O programa de mísseis do Irã, contudo, nem sequer aparece mencionado e Trump não só reconheceu que não fará parte de nenhuma negociação, mas também defendeu que o Irã os possua. "Finalmente, a realidade, e não as ilusões, voltaram à política dos EUA em relação ao Irã", assinalava o analista israelense Danny Citrinowicz após a divulgação do texto do acordo. "Pode ter sido necessário um conflito longo, caro e complicado, mas os Estados Unidos parecem ter chegado a uma conclusão que deveria ter sido evidente desde o princípio: o programa de mísseis do Irã não é negociável, já que constitui o próprio núcleo da doutrina de segurança do regime."
"O mesmo ocorre com o estreito de Ormuz. Os pedidos de garantir de forma permanente a liberdade de navegação mediante a força militar subestimaram um fato geopolítico fundamental: a geografia não pode ser vencida. Enquanto o Irã ocupar a costa norte do Golfo e controlar o acesso a um dos passos estratégicos marítimos mais importantes do mundo, continuará tendo a capacidade de ameaçar o tráfego marítimo regional."
"As guerras foram uma verdadeira tolice porque os mediadores de Omã já haviam apresentado a Witkoff e Vance os parâmetros de um acordo diplomático viável entre os EUA e o Irã há mais de um ano.
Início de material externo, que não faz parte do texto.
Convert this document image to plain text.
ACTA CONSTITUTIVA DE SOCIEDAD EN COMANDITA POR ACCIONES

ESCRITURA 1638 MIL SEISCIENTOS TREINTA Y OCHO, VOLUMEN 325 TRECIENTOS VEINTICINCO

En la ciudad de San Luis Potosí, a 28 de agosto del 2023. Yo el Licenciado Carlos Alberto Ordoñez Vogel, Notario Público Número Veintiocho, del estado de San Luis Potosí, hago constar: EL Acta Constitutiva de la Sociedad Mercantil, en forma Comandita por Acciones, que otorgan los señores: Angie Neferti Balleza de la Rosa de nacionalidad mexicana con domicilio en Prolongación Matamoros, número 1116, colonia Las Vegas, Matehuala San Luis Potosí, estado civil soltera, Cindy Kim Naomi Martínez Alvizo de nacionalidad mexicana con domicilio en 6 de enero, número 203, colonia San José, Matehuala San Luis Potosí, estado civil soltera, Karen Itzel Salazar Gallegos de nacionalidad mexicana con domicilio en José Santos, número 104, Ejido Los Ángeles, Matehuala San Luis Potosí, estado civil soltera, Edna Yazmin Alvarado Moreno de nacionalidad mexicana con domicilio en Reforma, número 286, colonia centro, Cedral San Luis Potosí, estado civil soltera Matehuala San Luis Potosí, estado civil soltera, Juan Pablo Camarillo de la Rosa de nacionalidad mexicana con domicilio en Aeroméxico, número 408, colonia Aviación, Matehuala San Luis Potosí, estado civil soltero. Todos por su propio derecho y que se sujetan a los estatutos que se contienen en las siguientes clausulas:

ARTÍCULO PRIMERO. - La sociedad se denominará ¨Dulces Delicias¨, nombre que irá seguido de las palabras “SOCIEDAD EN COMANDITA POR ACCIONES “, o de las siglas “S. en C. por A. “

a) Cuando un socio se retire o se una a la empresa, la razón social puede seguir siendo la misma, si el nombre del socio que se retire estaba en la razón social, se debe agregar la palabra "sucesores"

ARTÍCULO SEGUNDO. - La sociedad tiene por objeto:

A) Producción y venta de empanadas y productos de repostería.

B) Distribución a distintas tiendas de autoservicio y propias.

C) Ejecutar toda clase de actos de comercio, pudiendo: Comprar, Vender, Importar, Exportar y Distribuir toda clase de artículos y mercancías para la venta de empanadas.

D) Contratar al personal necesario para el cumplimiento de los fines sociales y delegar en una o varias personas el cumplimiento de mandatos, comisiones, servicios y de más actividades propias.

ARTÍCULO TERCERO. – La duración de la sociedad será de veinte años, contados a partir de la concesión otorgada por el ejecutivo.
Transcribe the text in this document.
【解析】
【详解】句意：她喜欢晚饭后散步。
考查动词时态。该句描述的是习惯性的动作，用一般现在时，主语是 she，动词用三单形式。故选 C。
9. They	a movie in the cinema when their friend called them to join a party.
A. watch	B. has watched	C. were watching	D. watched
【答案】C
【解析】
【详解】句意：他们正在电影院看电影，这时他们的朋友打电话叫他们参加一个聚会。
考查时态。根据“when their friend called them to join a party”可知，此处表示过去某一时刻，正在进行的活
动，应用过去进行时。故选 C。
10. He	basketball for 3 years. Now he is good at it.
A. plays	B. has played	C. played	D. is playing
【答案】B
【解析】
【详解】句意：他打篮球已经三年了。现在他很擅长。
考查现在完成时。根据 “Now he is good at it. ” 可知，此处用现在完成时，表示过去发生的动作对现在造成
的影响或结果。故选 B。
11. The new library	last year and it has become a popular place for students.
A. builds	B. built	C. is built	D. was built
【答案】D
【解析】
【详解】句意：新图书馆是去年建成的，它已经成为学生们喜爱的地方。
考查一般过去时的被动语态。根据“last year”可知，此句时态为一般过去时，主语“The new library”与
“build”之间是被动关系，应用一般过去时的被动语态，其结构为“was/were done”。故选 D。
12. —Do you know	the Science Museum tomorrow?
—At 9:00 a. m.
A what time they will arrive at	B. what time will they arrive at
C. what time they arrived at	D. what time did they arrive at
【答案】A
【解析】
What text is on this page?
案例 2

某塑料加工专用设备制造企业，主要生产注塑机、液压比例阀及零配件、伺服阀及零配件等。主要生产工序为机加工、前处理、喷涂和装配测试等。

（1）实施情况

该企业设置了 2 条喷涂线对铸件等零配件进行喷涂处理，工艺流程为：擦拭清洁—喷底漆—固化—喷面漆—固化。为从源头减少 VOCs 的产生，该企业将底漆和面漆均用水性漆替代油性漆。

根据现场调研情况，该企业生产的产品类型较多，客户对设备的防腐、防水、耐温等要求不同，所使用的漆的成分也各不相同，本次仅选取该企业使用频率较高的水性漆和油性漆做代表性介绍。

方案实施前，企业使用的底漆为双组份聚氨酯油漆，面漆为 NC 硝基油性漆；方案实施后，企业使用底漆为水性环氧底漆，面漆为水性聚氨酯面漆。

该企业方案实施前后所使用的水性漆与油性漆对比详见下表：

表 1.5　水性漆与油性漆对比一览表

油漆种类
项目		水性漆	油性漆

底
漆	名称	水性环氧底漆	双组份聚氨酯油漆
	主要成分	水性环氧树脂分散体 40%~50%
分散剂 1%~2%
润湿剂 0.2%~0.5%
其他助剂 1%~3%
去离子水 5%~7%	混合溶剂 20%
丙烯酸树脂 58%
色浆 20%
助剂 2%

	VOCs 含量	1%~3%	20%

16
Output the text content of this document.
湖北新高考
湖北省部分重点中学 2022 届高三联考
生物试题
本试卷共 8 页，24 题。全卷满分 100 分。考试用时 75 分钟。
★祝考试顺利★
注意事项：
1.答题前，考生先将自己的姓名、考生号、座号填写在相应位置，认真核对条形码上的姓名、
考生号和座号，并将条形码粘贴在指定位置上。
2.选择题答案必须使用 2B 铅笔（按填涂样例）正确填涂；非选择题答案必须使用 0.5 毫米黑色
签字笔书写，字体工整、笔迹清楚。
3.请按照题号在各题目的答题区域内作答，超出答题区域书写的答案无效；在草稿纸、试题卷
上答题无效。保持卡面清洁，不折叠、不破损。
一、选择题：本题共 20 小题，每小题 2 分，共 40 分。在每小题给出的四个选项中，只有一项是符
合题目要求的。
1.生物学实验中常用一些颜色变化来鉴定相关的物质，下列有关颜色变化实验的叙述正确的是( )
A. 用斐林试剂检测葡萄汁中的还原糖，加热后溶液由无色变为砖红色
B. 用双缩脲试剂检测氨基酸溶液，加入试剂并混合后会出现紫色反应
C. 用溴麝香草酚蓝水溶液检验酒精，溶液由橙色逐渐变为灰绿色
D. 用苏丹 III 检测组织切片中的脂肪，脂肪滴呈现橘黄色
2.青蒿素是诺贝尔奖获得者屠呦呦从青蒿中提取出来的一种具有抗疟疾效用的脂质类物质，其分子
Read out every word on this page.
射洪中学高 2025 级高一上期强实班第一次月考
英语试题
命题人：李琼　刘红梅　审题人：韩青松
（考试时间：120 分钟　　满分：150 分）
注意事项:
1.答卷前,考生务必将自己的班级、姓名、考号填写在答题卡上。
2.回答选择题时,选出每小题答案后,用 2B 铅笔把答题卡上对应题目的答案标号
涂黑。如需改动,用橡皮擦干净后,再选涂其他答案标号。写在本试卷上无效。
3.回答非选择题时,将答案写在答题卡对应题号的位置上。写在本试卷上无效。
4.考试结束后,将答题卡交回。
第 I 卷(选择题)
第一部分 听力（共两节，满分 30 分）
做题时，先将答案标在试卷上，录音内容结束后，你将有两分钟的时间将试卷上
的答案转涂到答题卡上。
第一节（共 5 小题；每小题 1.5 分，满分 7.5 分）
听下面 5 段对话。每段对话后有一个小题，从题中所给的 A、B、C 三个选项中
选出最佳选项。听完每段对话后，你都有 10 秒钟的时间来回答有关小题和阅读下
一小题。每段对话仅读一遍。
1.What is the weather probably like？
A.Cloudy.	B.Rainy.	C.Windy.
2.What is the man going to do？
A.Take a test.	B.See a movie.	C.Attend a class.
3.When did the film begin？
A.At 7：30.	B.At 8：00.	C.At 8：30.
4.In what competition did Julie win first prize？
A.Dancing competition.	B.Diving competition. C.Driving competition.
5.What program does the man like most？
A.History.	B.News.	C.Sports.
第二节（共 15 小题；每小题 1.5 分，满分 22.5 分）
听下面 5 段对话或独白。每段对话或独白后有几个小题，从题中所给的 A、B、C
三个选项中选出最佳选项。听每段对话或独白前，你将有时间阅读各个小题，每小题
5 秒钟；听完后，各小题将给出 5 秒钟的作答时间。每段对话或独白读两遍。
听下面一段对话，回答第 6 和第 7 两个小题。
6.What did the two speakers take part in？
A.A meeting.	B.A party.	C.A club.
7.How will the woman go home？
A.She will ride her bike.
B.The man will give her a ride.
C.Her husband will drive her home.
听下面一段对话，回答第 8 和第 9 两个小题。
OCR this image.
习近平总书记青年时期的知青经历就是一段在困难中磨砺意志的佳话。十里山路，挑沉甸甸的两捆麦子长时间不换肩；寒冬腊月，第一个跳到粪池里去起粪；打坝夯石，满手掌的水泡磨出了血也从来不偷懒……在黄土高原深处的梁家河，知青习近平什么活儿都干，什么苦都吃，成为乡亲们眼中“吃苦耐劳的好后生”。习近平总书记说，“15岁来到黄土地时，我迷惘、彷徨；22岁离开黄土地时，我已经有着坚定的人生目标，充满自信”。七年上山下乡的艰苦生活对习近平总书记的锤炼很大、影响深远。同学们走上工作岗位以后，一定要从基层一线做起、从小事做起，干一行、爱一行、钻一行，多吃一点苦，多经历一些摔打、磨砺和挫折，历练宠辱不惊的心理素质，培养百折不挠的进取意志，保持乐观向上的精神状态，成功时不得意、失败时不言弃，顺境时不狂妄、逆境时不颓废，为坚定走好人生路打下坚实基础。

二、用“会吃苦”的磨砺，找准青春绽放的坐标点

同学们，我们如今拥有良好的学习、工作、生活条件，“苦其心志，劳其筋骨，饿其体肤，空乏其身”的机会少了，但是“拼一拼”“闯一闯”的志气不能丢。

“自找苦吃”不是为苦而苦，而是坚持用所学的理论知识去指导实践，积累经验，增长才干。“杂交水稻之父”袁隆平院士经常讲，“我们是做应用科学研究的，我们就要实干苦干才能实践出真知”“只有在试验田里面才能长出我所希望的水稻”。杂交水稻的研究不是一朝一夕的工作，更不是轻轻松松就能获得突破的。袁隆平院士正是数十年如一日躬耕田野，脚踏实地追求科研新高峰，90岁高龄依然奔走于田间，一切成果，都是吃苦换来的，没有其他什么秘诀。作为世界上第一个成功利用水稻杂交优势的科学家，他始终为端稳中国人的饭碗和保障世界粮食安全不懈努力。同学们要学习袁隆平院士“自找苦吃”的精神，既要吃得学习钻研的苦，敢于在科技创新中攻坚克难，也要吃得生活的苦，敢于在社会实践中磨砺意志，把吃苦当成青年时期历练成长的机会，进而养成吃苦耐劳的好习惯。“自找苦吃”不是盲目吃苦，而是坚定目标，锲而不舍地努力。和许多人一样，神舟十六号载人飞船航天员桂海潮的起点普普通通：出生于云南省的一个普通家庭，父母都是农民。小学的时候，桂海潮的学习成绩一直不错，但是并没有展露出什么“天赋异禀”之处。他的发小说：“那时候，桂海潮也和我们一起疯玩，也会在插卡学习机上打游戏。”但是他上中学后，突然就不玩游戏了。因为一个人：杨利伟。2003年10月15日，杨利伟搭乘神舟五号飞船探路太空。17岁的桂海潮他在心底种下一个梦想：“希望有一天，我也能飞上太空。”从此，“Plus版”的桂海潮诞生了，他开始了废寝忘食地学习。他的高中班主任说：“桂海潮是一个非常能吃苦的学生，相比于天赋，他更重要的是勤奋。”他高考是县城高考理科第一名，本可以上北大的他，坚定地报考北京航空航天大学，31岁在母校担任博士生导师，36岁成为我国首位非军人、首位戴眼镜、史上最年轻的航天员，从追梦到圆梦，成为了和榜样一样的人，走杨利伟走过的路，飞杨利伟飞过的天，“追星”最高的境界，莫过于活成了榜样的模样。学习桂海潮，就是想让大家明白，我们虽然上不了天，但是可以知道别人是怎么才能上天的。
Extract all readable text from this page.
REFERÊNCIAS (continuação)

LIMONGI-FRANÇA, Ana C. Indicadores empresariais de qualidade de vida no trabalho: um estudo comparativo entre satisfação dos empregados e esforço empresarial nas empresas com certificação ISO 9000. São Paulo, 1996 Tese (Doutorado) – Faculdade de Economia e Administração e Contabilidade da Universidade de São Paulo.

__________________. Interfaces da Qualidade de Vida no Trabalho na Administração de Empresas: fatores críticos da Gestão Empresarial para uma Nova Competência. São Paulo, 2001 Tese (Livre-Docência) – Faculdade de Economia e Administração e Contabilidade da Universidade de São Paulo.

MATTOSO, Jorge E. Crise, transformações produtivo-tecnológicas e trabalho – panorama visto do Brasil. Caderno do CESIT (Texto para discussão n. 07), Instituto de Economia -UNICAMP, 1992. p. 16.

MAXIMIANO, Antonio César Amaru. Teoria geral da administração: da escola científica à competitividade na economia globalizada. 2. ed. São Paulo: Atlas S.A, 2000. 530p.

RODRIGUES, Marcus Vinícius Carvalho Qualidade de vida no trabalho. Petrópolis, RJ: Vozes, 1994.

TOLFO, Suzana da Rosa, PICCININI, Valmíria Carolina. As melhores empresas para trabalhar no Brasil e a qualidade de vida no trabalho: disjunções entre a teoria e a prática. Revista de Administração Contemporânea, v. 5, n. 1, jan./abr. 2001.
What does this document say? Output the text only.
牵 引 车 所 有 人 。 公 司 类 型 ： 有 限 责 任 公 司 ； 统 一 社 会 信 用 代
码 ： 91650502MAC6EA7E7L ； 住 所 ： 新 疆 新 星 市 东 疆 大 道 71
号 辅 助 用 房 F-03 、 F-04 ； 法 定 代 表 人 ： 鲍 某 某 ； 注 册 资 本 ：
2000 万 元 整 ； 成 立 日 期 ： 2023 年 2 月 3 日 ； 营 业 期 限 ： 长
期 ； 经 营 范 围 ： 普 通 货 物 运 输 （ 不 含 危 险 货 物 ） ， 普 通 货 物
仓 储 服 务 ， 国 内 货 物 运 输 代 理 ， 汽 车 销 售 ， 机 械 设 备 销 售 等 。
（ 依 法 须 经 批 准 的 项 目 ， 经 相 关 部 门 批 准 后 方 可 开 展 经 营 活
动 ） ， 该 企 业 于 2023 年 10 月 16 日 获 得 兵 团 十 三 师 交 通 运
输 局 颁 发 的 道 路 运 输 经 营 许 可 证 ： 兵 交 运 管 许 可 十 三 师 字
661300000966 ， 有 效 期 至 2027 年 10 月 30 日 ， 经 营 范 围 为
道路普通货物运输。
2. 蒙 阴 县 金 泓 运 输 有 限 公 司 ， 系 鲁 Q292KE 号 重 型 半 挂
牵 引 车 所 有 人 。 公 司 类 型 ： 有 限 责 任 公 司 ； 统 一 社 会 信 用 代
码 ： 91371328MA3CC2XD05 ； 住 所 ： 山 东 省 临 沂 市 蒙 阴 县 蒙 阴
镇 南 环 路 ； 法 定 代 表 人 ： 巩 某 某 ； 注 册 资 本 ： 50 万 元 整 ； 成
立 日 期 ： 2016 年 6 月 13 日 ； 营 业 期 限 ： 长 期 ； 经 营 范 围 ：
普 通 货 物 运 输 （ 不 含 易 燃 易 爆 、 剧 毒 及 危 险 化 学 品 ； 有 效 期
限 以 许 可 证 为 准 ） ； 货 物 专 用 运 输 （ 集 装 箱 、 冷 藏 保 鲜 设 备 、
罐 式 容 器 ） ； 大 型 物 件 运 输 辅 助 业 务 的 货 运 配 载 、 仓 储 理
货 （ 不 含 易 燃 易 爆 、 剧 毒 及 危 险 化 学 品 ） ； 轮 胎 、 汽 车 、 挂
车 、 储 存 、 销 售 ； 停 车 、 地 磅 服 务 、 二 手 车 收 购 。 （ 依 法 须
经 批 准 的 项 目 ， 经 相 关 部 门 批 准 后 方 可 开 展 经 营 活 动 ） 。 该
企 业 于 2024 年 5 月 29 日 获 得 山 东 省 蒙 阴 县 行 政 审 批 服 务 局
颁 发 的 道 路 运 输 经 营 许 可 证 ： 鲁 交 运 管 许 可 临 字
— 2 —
O Irã se mostrava disposto a aceitar o acordo, mas, em vez disso, foi atacado", lembra Esfandyar Batmanghelidj, professor da Universidade Johns Hopkins. "Devemos nos considerar afortunados de que, após duas guerras, o Irã continue disposto a aceitar este acordo, sem condições drasticamente diferentes. Isto é um reflexo do pragmatismo implacável do Irã e do fato, frequentemente subestimado, de que as instituições de segurança nacional iranianas levam a sério a ideia da diplomacia."